L'oublié_notes05

L'oublié, texte n°4 (2015)

La photographie est une forme d'embaumement. Je crois que j'ai essayé autant d'embaumer mon passé que de voir mon présent. Ces photographies sont aujourd'hui des fragments étrangers. Je ne sais toujours rien de mon présent, ou si peu. Mais il me reste ça. Une succession de photos prises au fil des jours. Au gré des escapades, des petits événements, d'une lumière, du temps qui passe. Ce sont des décors et des visages familiers, des intérieurs, des paysages, des scènes de famille, des vacances, des voyages. Je crois photographier essentiellement pour retenir le cours des choses et incidemment m'ancrer. On fait davantage que passer en saisissant une image du réel dans lequel on se tient. On s'approprie une part des choses en leur imprimant une part de soi. Je photographie des souvenirs. Non pas un passé que l'on se remémore, mais un présent vécu au passé. Je saisis des fragments de voyage parce qu'ils ne reviendront pas. Des choses soudain transfigurées comme une lumière dans la cuisine dont je ne pourrai me rappeler. Je photographie le quotidien, inspiré/guidé par une sensation de nostalgie au présent. L'anticipation de la perte intensifie le moment que l'on vit. La mort rend les choses plus vivaces. Plus avant, j'espère que le troisième oeil de l'appareil révèle quelque chose. J'en espère une grâce, un instant de perfection suspendue, une élucidation - « on sait jamais, sur un malentendu ça peut marcher ». Quelque chose qui contourne l'évidence dans laquelle on est pris, qui arrête et réordonne le flux dans lequel on se perd. L'appareil photographique flirte avec l'invisible. Il saisit le lien de soi au monde, au groupe, à l'autre, à soi. Ce lien symbolique et affectif qui nous façonne et nous gouverne. Je photographie l'intime parce qu'il y a là plus qu'ailleurs la clé de ce que l'on est.

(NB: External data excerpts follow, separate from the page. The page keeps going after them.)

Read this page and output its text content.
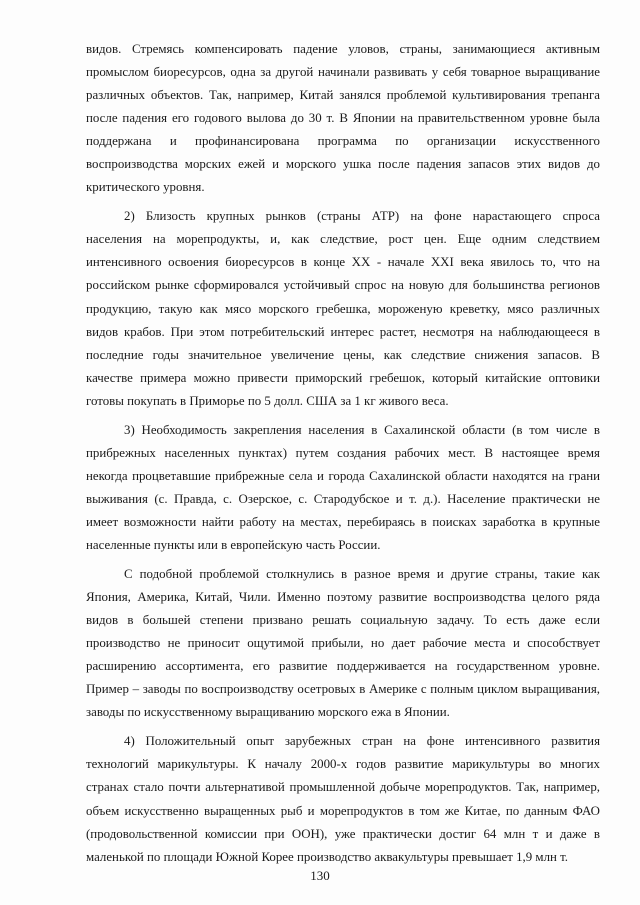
видов. Стремясь компенсировать падение уловов, страны, занимающиеся активным
промыслом биоресурсов, одна за другой начинали развивать у себя товарное выращивание
различных объектов. Так, например, Китай занялся проблемой культивирования трепанга
после падения его годового вылова до 30 т. В Японии на правительственном уровне была
поддержана и профинансирована программа по организации искусственного
воспроизводства морских ежей и морского ушка после падения запасов этих видов до
критического уровня.
2) Близость крупных рынков (страны АТР) на фоне нарастающего спроса
населения на морепродукты, и, как следствие, рост цен. Еще одним следствием
интенсивного освоения биоресурсов в конце XX - начале XXI века явилось то, что на
российском рынке сформировался устойчивый спрос на новую для большинства регионов
продукцию, такую как мясо морского гребешка, мороженую креветку, мясо различных
видов крабов. При этом потребительский интерес растет, несмотря на наблюдающееся в
последние годы значительное увеличение цены, как следствие снижения запасов. В
качестве примера можно привести приморский гребешок, который китайские оптовики
готовы покупать в Приморье по 5 долл. США за 1 кг живого веса.
3) Необходимость закрепления населения в Сахалинской области (в том числе в
прибрежных населенных пунктах) путем создания рабочих мест. В настоящее время
некогда процветавшие прибрежные села и города Сахалинской области находятся на грани
выживания (с. Правда, с. Озерское, с. Стародубское и т. д.). Население практически не
имеет возможности найти работу на местах, перебираясь в поисках заработка в крупные
населенные пункты или в европейскую часть России.
С подобной проблемой столкнулись в разное время и другие страны, такие как
Япония, Америка, Китай, Чили. Именно поэтому развитие воспроизводства целого ряда
видов в большей степени призвано решать социальную задачу. То есть даже если
производство не приносит ощутимой прибыли, но дает рабочие места и способствует
расширению ассортимента, его развитие поддерживается на государственном уровне.
Пример – заводы по воспроизводству осетровых в Америке с полным циклом выращивания,
заводы по искусственному выращиванию морского ежа в Японии.
4) Положительный опыт зарубежных стран на фоне интенсивного развития
технологий марикультуры. К началу 2000-х годов развитие марикультуры во многих
странах стало почти альтернативой промышленной добыче морепродуктов. Так, например,
объем искусственно выращенных рыб и морепродуктов в том же Китае, по данным ФАО
(продовольственной комиссии при ООН), уже практически достиг 64 млн т и даже в
маленькой по площади Южной Корее производство аквакультуры превышает 1,9 млн т.
130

Les films s'accumulent, des mois, des années, puis je redécouvre ce que j'ai photographié. Et finalement, je ne sais plus bien ce que je dois lire dans tous ces clichés que je prends. Ce qui compte c'est d'archiver. Après, c'est autre chose. Il reste des images qui flottent. L'expression d'un passé qui m'appartient mais que je ne reconnais plus vraiment. C'est un miroir dans lequel mon image continue de m'échapper. Du non sens dans lequel j'évolue, j'en juxtapose un second, non plus immédiat mais distancié. Et peut-être qu'en le bricolant ainsi que je le fais, il s'agit moins de l'élucider que de l'accepter.